When I got in touch with a spokesman for the Yankees, I was told that he’d be unable to arrange a single interview concerning Rodriguez with anyone associated with the team. After several conversations and without any explanation, a personal friend of the superstar’s stopped returning my calls. Many of the friends, journalists, players, and baseball executives who would speak insisted that their comments be off the record.
Even Rodriguez seems unsure of how best to present himself to the world. After sitting for a photo shoot for this magazine and agreeing to let a reporter visit him at his house in Miami, Rodriguez decided he’d be more comfortable answering questions e-mailed to his new handler, Guy Oseary, a man better known for managing the affairs of Madonna and Lenny Kravitz.

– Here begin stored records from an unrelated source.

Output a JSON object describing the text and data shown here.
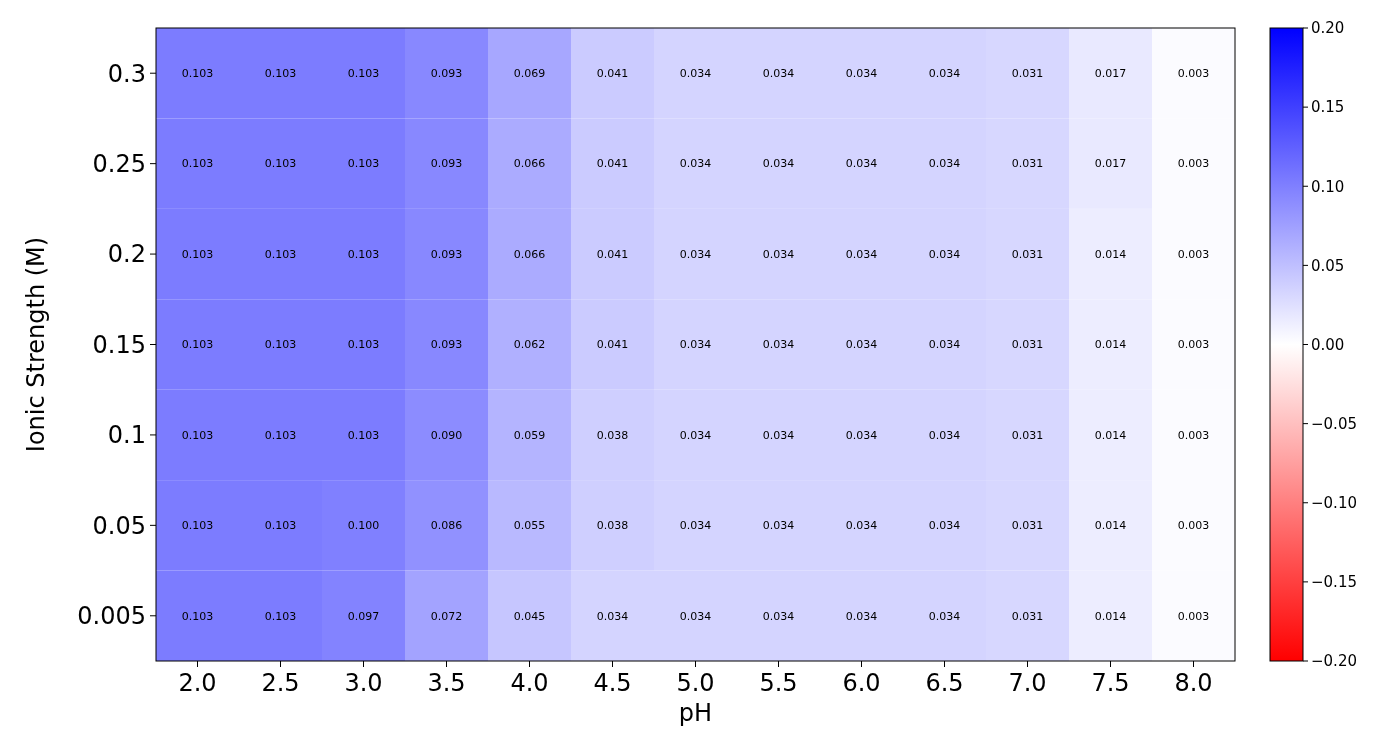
{
  "chart_data": {
    "type": "heatmap",
    "xlabel": "pH",
    "ylabel": "Ionic Strength (M)",
    "categories": [
      "2.0",
      "2.5",
      "3.0",
      "3.5",
      "4.0",
      "4.5",
      "5.0",
      "5.5",
      "6.0",
      "6.5",
      "7.0",
      "7.5",
      "8.0"
    ],
    "y_categories": [
      "0.3",
      "0.25",
      "0.2",
      "0.15",
      "0.1",
      "0.05",
      "0.005"
    ],
    "cells": [
      [
        0.103,
        0.103,
        0.103,
        0.093,
        0.069,
        0.041,
        0.034,
        0.034,
        0.034,
        0.034,
        0.031,
        0.017,
        0.003
      ],
      [
        0.103,
        0.103,
        0.103,
        0.093,
        0.066,
        0.041,
        0.034,
        0.034,
        0.034,
        0.034,
        0.031,
        0.017,
        0.003
      ],
      [
        0.103,
        0.103,
        0.103,
        0.093,
        0.066,
        0.041,
        0.034,
        0.034,
        0.034,
        0.034,
        0.031,
        0.014,
        0.003
      ],
      [
        0.103,
        0.103,
        0.103,
        0.093,
        0.062,
        0.041,
        0.034,
        0.034,
        0.034,
        0.034,
        0.031,
        0.014,
        0.003
      ],
      [
        0.103,
        0.103,
        0.103,
        0.09,
        0.059,
        0.038,
        0.034,
        0.034,
        0.034,
        0.034,
        0.031,
        0.014,
        0.003
      ],
      [
        0.103,
        0.103,
        0.1,
        0.086,
        0.055,
        0.038,
        0.034,
        0.034,
        0.034,
        0.034,
        0.031,
        0.014,
        0.003
      ],
      [
        0.103,
        0.103,
        0.097,
        0.072,
        0.045,
        0.034,
        0.034,
        0.034,
        0.034,
        0.034,
        0.031,
        0.014,
        0.003
      ]
    ],
    "cell_labels": [
      [
        "0.103",
        "0.103",
        "0.103",
        "0.093",
        "0.069",
        "0.041",
        "0.034",
        "0.034",
        "0.034",
        "0.034",
        "0.031",
        "0.017",
        "0.003"
      ],
      [
        "0.103",
        "0.103",
        "0.103",
        "0.093",
        "0.066",
        "0.041",
        "0.034",
        "0.034",
        "0.034",
        "0.034",
        "0.031",
        "0.017",
        "0.003"
      ],
      [
        "0.103",
        "0.103",
        "0.103",
        "0.093",
        "0.066",
        "0.041",
        "0.034",
        "0.034",
        "0.034",
        "0.034",
        "0.031",
        "0.014",
        "0.003"
      ],
      [
        "0.103",
        "0.103",
        "0.103",
        "0.093",
        "0.062",
        "0.041",
        "0.034",
        "0.034",
        "0.034",
        "0.034",
        "0.031",
        "0.014",
        "0.003"
      ],
      [
        "0.103",
        "0.103",
        "0.103",
        "0.090",
        "0.059",
        "0.038",
        "0.034",
        "0.034",
        "0.034",
        "0.034",
        "0.031",
        "0.014",
        "0.003"
      ],
      [
        "0.103",
        "0.103",
        "0.100",
        "0.086",
        "0.055",
        "0.038",
        "0.034",
        "0.034",
        "0.034",
        "0.034",
        "0.031",
        "0.014",
        "0.003"
      ],
      [
        "0.103",
        "0.103",
        "0.097",
        "0.072",
        "0.045",
        "0.034",
        "0.034",
        "0.034",
        "0.034",
        "0.034",
        "0.031",
        "0.014",
        "0.003"
      ]
    ],
    "clim": [
      -0.2,
      0.2
    ],
    "cticks": [
      {
        "value": -0.2,
        "label": "−0.20"
      },
      {
        "value": -0.15,
        "label": "−0.15"
      },
      {
        "value": -0.1,
        "label": "−0.10"
      },
      {
        "value": -0.05,
        "label": "−0.05"
      },
      {
        "value": 0,
        "label": "0.00"
      },
      {
        "value": 0.05,
        "label": "0.05"
      },
      {
        "value": 0.1,
        "label": "0.10"
      },
      {
        "value": 0.15,
        "label": "0.15"
      },
      {
        "value": 0.2,
        "label": "0.20"
      }
    ]
  }
}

Still, Rodriguez refused to respond to a handful of queries on such subjects as his reputation among his peers and his well-documented insecurity.
But A-Rod did answer questions about what happened on that October night when it looked like he was leaving the Yankees for good. “I was at home with my wife eating dinner and all of a sudden it came on the television,” he wrote. “When my wife talks about that day, she says I looked like a ghost.” Scott Boras, Rodriguez’s cutthroat agent, had fed the news, apparently without his client’s knowledge, to Sports Illustrated and the Associated Press less than an hour before Buck announced it on national television. That move, Rodriguez said, resulted in his estrangement from Boras, who is one in a long line of father figures that he has relied on since his own dad walked out when he was just nine years old. In his answers to me, Rodriguez described that night as if it had closed a long, drawn-out, complicated chapter in his life: “I’m glad that time is behind me.”
Finally, after the World Series announcement, Rodriguez apparently put the brakes on his relationship with Boras. “I have the experience now to know what feels right and the conviction to raise my hand when something doesn’t,” he wrote.
Whatever happens, Rodriguez insists that he’ll now face the world as his own man. “When you start out in sports, there are so many different mentors and different people pulling you in all directions,” he wrote. “You finally get to a point where you say, ‘Thank you, but I can make my own decisions.’ My voice is finally being heard. And that is liberating.”
Thanks for posting this, it was an inspiring read. I’m a couple of years younger than Arod but I’m now more determined than ever to eventually stop letting my mother make all of my decisions for me.